* ADNOC first says wants to replace Brent, retracts comment
* ICE, where Brent trades, to co-own new Abu Dhabi exchange
* Murban contract push is part of ADNOC reform
(Updates with new comments)
By Rania El Gamal and Ron Bousso
ABU DHABI, Nov 12 (Reuters) - A United Arab Emirates plan to
launch its own global oil benchmark was thrown into confusion on
Tuesday after comments made by its own national oil company.
ADNOC first said it sees Murban as a contract to replace
the global Brent benchmark, only to retract the comment.
The development highlights a complex nature of Abu Dhabi
National Oil Company's (ADNOC) Murban futures contract.
It will be traded on a new local exchange, ICE Futures Abu
Dhabi (IFAD), that will be co-owned by Abu Dhabi, several oil
majors and the Intercontinental Exchange Inc, which is
also home to Brent trading.
"We want to give the industry Murban as a replacement for
Brent crude futures," Philippe Khoury, the head of trading at
ADNOC, told Abu Dhabi's main annual oil show.
He said Brent production volumes were declining. The
industry has long complained about falling North Sea production
which makes Brent illiquid and vulnerable to manipulations.
But ADNOC later retracted Khoury's comment and changed it to
"our ambition is for the market to use Murban as a price marker
alongside Brent crude futures, the global benchmark for oil".
ADNOC said it was retracting the comments because they did
not reflect the company's position.
ICE did not respond to a request for comment.
ICE wants to launch the new exchange in the first half of
2020 to host ADNOC's flagship Murban crude grade.
"We still have to demonstrate that over time the community
can trust the crude as a benchmark," Khoury added.
Oil majors BP, Total, Inpex, Vitol
, Shell, Petrochina, Korea's GS
Caltex, Japan's JXTG and Thailand's PTT have
agreed to become partners in the new exchange.
The exact split of stakes in the new exchange has yet to be
decided. Abu Dhabi owns ADNOC and is effectively a market maker
for Murban.
Vitol CEO Russel Hardy said it would take time to build
liquidity on the new exchange, and that Brent, a basket of
different crude qualities, and U.S. West Texas Intermediate
(WTI) were very established.
"There's a great deal of different constituents playing in
those markets ... these things will take time to build up on the
exchange here," he said at the same panel discussion.

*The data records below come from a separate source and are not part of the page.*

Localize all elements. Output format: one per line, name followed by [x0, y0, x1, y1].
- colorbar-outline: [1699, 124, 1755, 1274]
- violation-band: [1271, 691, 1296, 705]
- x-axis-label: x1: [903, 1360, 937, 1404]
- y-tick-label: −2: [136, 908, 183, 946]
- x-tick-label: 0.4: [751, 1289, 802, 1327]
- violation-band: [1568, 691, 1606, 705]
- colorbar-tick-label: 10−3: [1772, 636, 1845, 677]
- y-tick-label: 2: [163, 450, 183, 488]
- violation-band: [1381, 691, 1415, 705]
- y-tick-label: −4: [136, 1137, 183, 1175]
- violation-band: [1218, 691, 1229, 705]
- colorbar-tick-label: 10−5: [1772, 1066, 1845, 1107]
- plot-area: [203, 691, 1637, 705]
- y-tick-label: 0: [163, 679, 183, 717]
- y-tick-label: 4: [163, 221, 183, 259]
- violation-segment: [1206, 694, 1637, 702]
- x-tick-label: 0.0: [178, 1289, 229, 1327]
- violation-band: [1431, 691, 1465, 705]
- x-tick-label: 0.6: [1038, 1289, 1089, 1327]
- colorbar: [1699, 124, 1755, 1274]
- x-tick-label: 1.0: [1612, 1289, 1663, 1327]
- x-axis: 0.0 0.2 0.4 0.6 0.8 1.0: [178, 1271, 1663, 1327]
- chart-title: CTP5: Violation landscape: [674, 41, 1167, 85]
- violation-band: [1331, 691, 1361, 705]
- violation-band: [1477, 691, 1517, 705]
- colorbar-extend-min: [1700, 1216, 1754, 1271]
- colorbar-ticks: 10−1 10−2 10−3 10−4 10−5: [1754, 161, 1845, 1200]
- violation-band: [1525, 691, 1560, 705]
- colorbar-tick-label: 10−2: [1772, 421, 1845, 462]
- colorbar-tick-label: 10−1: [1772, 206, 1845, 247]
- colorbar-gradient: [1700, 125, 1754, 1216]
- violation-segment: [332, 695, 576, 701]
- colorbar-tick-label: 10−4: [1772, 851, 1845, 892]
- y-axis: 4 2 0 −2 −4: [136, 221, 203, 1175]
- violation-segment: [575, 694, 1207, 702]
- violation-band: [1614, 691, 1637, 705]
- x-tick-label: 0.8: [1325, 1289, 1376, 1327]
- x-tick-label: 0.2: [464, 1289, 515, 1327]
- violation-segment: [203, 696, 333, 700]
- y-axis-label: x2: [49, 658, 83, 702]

"It is right to have that level of ambition but it will take
some time to build that level of liquidity," he said of ADNOC's
plans for Murban.
The new contract will create an alternative benchmark to the
most commonly used Middle East standard, the Dubai/Oman
benchmark operated by the Dubai Mercantile Exchange (DME) and
traded on CME's electronic platform.
Abu Dhabi's Supreme Petroleum Council last week approved the
launch of a new pricing mechanism for Murban crude as part of
ADNOC's broader transformation strategy. It authorised the state
energy firm to remove destination restrictions on Murban sales.
ADNOC plans to implement new Murban forward pricing between
the second quarter and third quarter of 2020.

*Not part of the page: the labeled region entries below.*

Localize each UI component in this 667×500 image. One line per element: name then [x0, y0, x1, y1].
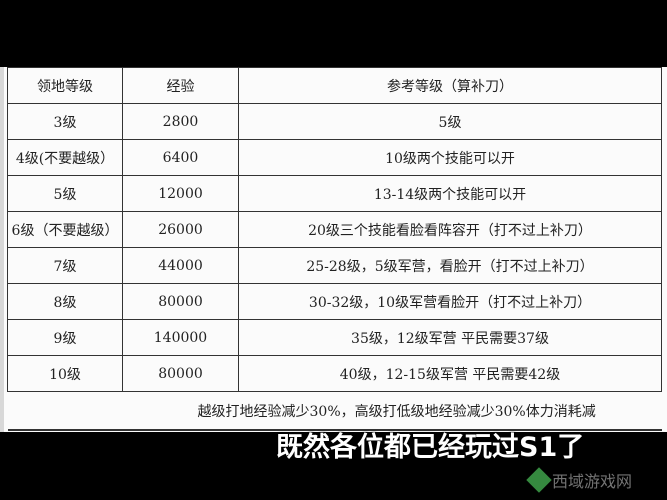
cell-territory-level: 10级	[7, 355, 123, 392]
table-row: 7级 44000 25-28级，5级军营，看脸开（打不过上补刀）	[7, 247, 662, 284]
cell-reference-level: 25-28级，5级军营，看脸开（打不过上补刀）	[238, 247, 662, 284]
cell-experience: 26000	[122, 211, 239, 248]
table-row: 6级（不要越级） 26000 20级三个技能看脸看阵容开（打不过上补刀）	[7, 211, 662, 248]
watermark-logo-icon	[526, 467, 552, 493]
cell-reference-level: 40级，12-15级军营 平民需要42级	[238, 355, 662, 392]
header-experience: 经验	[122, 67, 239, 104]
header-territory-level: 领地等级	[7, 67, 123, 104]
territory-level-table: 领地等级 经验 参考等级（算补刀） 3级 2800 5级 4级(不要越级） 6400 10…	[7, 67, 662, 431]
table-row: 8级 80000 30-32级，10级军营看脸开（打不过上补刀）	[7, 283, 662, 320]
table-row: 9级 140000 35级，12级军营 平民需要37级	[7, 319, 662, 356]
experience-table-sheet: 领地等级 经验 参考等级（算补刀） 3级 2800 5级 4级(不要越级） 6400 10…	[0, 67, 667, 432]
cell-territory-level: 5级	[7, 175, 123, 212]
cell-territory-level: 4级(不要越级）	[7, 139, 123, 176]
cell-experience: 80000	[122, 283, 239, 320]
cell-reference-level: 20级三个技能看脸看阵容开（打不过上补刀）	[238, 211, 662, 248]
table-row: 4级(不要越级） 6400 10级两个技能可以开	[7, 139, 662, 176]
cell-territory-level: 3级	[7, 103, 123, 140]
table-header-row: 领地等级 经验 参考等级（算补刀）	[7, 67, 662, 104]
header-reference-level: 参考等级（算补刀）	[238, 67, 662, 104]
table-row: 5级 12000 13-14级两个技能可以开	[7, 175, 662, 212]
cell-experience: 2800	[122, 103, 239, 140]
cell-experience: 80000	[122, 355, 239, 392]
cell-reference-level: 5级	[238, 103, 662, 140]
watermark-text: 西域游戏网	[552, 472, 633, 491]
cell-territory-level: 9级	[7, 319, 123, 356]
cell-experience: 6400	[122, 139, 239, 176]
note-text: 越级打地经验减少30%，高级打低级地经验减少30%体力消耗减	[7, 391, 662, 431]
cell-reference-level: 10级两个技能可以开	[238, 139, 662, 176]
cell-territory-level: 7级	[7, 247, 123, 284]
table-row: 10级 80000 40级，12-15级军营 平民需要42级	[7, 355, 662, 392]
cell-territory-level: 6级（不要越级）	[7, 211, 123, 248]
cell-reference-level: 35级，12级军营 平民需要37级	[238, 319, 662, 356]
note-row: 越级打地经验减少30%，高级打低级地经验减少30%体力消耗减	[7, 391, 662, 431]
cell-experience: 12000	[122, 175, 239, 212]
cell-experience: 44000	[122, 247, 239, 284]
cell-reference-level: 30-32级，10级军营看脸开（打不过上补刀）	[238, 283, 662, 320]
video-subtitle: 既然各位都已经玩过S1了	[276, 432, 585, 463]
cell-reference-level: 13-14级两个技能可以开	[238, 175, 662, 212]
cell-experience: 140000	[122, 319, 239, 356]
watermark: 西域游戏网	[526, 467, 633, 493]
cell-territory-level: 8级	[7, 283, 123, 320]
table-row: 3级 2800 5级	[7, 103, 662, 140]
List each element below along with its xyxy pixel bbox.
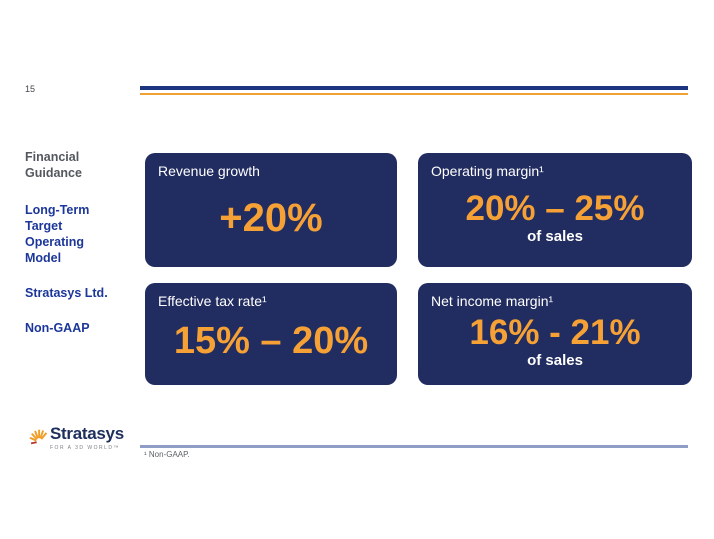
card-revenue-growth-value: +20% (219, 196, 323, 240)
card-net-income-margin-subtext: of sales (527, 351, 583, 369)
card-operating-margin: Operating margin¹ 20% – 25% of sales (418, 153, 692, 267)
sidebar-item-long-term-target-operating-model: Long-Term Target Operating Model (25, 203, 90, 265)
card-operating-margin-value: 20% – 25% (465, 189, 645, 228)
logo-wordmark: Stratasys (50, 424, 124, 443)
card-effective-tax-rate-title: Effective tax rate¹ (158, 293, 267, 309)
card-revenue-growth-title: Revenue growth (158, 163, 260, 179)
sidebar: Financial Guidance Long-Term Target Oper… (25, 149, 139, 336)
page-number: 15 (25, 84, 36, 94)
card-net-income-margin-title: Net income margin¹ (431, 293, 554, 309)
card-operating-margin-title: Operating margin¹ (431, 163, 544, 179)
card-net-income-margin: Net income margin¹ 16% - 21% of sales (418, 283, 692, 385)
logo-sunburst-icon (29, 429, 48, 445)
card-effective-tax-rate-value: 15% – 20% (173, 320, 369, 363)
sidebar-item-stratasys-ltd: Stratasys Ltd. (25, 286, 108, 300)
sidebar-item-non-gaap: Non-GAAP (25, 321, 90, 335)
card-net-income-margin-value: 16% - 21% (469, 313, 641, 352)
stratasys-logo: Stratasys FOR A 3D WORLD™ (27, 421, 124, 451)
card-operating-margin-subtext: of sales (527, 227, 583, 245)
card-effective-tax-rate: Effective tax rate¹ 15% – 20% (145, 283, 397, 385)
footer-rule (140, 445, 688, 448)
card-revenue-growth: Revenue growth +20% (145, 153, 397, 267)
top-rule (140, 86, 688, 95)
logo-tagline: FOR A 3D WORLD™ (50, 444, 121, 451)
footnote-non-gaap: ¹ Non-GAAP. (144, 450, 190, 459)
top-rule-navy-line (140, 86, 688, 90)
top-rule-orange-line (140, 93, 688, 95)
sidebar-title-financial-guidance: Financial Guidance (25, 150, 82, 180)
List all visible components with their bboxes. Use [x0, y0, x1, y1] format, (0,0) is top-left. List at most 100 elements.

UAE Energy Minister Suhail al-Mazrouei said earlier on
Tuesday that he saw no conflict between his country's compliance
with OPEC output cuts and plans to list Murban.
He said the UAE remained committed to cuts agreed by the
Organization of the Petroleum Exporting Countries, plus allies
led by Russia. These countries have since January implemented a
deal to cut output by 1.2 million barrels per day (bpd) which
lasts until March 2020, in an attempt to boost prices.
"I don't think there is a conflict in floating Murban with
the fact that UAE is going to comply with whatever we agree to
with OPEC ... I am not worried about that," Mazrouei told
reporters.
Murban light crude output is around 1.6-1.7 million barrels
per day. The UAE has traditionally sold oil directly to
end-users, mainly in Asia, based on retroactive pricing rather
than the forward pricing used by Saudi Arabia, Kuwait and Iraq.
The UAE, the third-largest OPEC producer behind Saudi Arabia
and Iraq, pumps around 3 million bpd, produced mostly by ADNOC.